Neu im Kino: „Die Farben der Zeit“: Kuriose Familiensuche durch Paris

Regisseur Cédric Klapisch geht in seinem neuen Film auf Zeitreise durch Paris. Darin verwebt er fast märchenhaft das ausgehende 19. Jahrhundert mit der Gegenwart.
Ein baufälliges Haus in der Normandie soll einem Einkaufszentrum mit Parkplatz weichen. Rund dreißig Erben müssen entscheiden, was mit dem alten Anwesen passiert. Vier entfernte Cousins reisen an – und stoßen zwischen Staub und Spinnweben auf vergessene Fotografien, Skizzen und ein geheimnisvolles Gemälde, das sie direkt ins Paris von 1895 katapultiert.
Mit dieser Entdeckung beginnt Cédric Klapisch seine Zeitreisegeschichte mit dem Titel „Die Farben der Zeit“. Darin verknüpft der 63-jährige Regisseur („L’auberge espagnol“, „Der Wein und der Wind“) Vergangenheit und Gegenwart – und bringt eine längst vergessene Familiengeschichte ans Licht.
Im Zentrum steht Adèle, die den Konventionen ihrer Zeit trotzt, während vier weit voneinander entfernte Verwandte in der heutigen Zeit plötzlich von einer gemeinsamen Ahnin erfahren – und dadurch nicht nur miteinander, sondern auch mit einer vergessenen Familiengeschichte verbunden werden.
Auf den Spuren einer unbekannten Vorfahrin
Adèle, bei ihrer Großmutter aufgewachsen, verlässt die Normandie, um in Paris ihre Mutter zu finden, deren Existenz für sie bislang nur eine Adresse ist. Unterwegs begegnet sie zwei freiheitsliebenden jungen Männern – Anatole, der von der Malerei träumt, und Lucien, ein angehender Fotograf.
Die vier Erben könnten unterschiedlicher kaum sein: ein kauziger Imker, eine erschöpfte Ingenieurin, ein Lehrer kurz vor der Pension und ein ambitionierter Web-Produzent – und doch stolpern sie gemeinsam in ein unerwartetes Familienabenteuer.

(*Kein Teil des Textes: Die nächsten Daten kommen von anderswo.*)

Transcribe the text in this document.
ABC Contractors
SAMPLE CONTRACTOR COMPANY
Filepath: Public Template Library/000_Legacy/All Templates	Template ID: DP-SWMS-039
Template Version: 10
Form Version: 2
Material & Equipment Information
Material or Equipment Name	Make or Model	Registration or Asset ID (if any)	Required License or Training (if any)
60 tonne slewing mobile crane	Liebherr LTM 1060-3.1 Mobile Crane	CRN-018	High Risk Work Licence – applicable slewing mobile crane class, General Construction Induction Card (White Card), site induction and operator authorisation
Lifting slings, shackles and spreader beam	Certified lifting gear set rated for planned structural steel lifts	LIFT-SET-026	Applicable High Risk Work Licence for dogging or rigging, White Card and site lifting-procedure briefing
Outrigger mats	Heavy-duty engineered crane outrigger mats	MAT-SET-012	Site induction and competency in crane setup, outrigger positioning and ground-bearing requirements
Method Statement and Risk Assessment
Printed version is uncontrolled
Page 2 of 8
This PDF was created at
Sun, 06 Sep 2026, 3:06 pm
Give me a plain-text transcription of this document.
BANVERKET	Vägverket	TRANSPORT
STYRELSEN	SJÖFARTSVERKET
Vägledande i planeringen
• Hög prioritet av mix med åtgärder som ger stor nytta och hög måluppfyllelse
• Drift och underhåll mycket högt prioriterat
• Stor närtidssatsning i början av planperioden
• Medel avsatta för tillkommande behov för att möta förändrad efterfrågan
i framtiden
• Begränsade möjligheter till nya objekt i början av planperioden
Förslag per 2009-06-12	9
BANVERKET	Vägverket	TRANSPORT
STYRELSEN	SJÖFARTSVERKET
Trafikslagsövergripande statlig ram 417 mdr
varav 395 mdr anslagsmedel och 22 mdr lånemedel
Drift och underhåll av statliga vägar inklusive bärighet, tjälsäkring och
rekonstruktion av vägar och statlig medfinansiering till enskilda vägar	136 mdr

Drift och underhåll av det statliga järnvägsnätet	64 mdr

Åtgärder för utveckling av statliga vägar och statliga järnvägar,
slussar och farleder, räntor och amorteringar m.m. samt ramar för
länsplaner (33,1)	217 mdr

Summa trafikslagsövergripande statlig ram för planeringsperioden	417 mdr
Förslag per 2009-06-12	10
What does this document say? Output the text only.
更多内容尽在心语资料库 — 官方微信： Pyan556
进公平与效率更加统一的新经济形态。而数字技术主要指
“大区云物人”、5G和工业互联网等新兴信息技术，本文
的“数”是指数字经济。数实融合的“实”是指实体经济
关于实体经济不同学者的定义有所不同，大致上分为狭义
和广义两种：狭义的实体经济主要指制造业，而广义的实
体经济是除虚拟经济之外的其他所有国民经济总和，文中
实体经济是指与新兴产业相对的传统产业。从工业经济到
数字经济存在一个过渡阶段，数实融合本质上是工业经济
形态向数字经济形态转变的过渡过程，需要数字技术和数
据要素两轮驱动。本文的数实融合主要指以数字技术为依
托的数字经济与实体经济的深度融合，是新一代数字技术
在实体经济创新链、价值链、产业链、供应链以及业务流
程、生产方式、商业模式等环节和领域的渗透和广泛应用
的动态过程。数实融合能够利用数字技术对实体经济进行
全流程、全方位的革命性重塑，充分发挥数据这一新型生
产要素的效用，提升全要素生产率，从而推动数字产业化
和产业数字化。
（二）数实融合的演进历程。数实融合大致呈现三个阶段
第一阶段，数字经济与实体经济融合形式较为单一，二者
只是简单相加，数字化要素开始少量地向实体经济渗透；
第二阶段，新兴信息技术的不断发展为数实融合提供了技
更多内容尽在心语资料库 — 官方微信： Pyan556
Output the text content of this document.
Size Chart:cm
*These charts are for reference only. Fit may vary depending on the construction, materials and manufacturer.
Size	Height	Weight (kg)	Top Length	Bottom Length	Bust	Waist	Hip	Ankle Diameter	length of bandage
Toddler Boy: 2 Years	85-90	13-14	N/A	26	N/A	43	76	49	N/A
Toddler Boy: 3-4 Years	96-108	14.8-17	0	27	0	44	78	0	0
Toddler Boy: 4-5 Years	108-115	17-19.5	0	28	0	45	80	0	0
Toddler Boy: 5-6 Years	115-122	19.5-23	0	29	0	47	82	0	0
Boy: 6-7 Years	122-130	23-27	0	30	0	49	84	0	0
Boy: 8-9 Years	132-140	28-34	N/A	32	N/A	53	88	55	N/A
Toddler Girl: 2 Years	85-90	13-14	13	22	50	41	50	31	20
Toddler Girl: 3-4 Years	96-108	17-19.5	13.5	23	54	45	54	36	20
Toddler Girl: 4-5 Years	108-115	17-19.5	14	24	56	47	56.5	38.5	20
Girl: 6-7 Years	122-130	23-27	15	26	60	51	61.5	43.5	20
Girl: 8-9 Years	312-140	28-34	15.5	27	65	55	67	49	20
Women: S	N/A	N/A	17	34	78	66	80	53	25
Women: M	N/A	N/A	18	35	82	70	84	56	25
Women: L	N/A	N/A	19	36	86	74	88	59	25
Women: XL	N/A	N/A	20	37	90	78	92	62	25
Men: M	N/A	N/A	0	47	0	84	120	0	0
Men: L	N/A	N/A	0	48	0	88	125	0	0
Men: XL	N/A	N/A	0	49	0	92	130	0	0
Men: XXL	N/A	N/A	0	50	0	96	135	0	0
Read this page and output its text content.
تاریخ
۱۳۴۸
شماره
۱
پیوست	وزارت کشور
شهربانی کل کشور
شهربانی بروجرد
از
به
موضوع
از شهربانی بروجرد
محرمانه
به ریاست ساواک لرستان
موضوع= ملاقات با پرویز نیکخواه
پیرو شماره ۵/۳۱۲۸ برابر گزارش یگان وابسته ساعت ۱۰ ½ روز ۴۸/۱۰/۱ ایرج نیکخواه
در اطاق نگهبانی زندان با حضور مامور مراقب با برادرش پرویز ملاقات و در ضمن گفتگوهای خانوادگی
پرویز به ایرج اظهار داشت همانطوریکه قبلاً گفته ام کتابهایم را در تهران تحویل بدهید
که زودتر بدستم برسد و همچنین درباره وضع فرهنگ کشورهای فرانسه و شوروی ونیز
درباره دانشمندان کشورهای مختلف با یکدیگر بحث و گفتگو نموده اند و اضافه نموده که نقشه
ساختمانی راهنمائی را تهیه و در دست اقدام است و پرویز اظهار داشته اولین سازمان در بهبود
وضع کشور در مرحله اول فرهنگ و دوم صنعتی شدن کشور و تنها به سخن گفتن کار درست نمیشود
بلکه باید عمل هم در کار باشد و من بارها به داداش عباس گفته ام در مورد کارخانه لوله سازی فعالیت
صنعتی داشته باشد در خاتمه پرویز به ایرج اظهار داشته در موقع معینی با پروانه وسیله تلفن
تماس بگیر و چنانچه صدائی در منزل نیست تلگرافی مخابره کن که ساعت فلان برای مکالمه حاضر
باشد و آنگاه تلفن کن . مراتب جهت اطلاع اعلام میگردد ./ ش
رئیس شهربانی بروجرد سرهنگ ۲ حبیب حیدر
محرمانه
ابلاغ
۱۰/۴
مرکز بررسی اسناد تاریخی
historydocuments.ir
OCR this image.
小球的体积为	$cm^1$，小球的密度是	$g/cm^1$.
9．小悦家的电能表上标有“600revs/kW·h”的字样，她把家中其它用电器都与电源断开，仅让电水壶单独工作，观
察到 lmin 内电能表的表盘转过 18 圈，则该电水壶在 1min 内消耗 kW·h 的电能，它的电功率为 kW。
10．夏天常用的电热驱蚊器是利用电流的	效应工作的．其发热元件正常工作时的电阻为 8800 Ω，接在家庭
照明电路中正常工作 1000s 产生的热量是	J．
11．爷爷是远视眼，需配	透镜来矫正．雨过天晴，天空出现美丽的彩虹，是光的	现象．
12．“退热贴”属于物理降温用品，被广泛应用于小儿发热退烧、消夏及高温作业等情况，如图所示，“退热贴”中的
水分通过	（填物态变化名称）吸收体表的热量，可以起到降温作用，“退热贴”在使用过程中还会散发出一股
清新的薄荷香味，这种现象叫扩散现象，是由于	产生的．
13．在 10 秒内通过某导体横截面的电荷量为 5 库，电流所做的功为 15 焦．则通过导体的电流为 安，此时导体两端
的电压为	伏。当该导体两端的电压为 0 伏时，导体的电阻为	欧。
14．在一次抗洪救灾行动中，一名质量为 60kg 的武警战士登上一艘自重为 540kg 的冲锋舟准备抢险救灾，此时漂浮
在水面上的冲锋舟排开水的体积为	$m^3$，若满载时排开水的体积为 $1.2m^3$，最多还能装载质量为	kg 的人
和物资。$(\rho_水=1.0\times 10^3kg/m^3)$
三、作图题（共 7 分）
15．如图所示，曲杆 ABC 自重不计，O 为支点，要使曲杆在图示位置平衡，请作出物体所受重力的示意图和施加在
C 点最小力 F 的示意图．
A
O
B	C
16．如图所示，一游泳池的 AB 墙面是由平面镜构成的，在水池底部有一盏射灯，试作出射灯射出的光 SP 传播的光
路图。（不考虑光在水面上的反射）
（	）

Von der Normandie ins Paris der Vergangenheit
Der Regisseur entführt sie in die lebendige Bohème-Welt von Montmartre, in leidenschaftliche Debatten über Malerei und Fotografie, wo sie historischen Persönlichkeiten wie Sarah Bernhardt, Victor Hugo und Claude Monet begegnen.
Mühelos verknüpft Klapisch die Zeitebenen. Die Szenen wechseln elegant: Adèle steigt die Treppen am Seineufer hinauf, im nächsten Moment joggt jemand von heute hinab – stets verbunden durch denselben Blick auf das Pariser Panorama – damals wie heute.
Zwischen Absurdem und Kunstgeschichte
Klapisch inszeniert mit viel Warmherzigkeit, leichter Melancholie und stellenweise absurdem Humor – etwa bei einer Séance, die die Gruppe auf halluzinogene Weise direkt in eine impressionistische Ausstellung des 19. Jahrhunderts versetzt. Dabei wird allmählich klar, dass Adèles Vater einer der berühmtesten Impressionisten seiner Zeit ist.
„Die Farben der Zeit“ (im Original „La Venue de l’avenir“) überzeugt mit Charme und Leichtigkeit. Die historische Realität wird dadurch jedoch etwas verharmlost, soziale Härten bleiben – vor allem für Frauen – zu blass.
Der Film lebt von stimmungsvollen Paris-Bildern, starken Darstellern und einer berührenden Geschichte über die Kraft familiärer Bande. Wie ein impressionistisches Gemälde fängt der Regisseur eher den Glanz als die Schatten der Vergangenheit ein – ein echtes Wohlfühlerlebnis.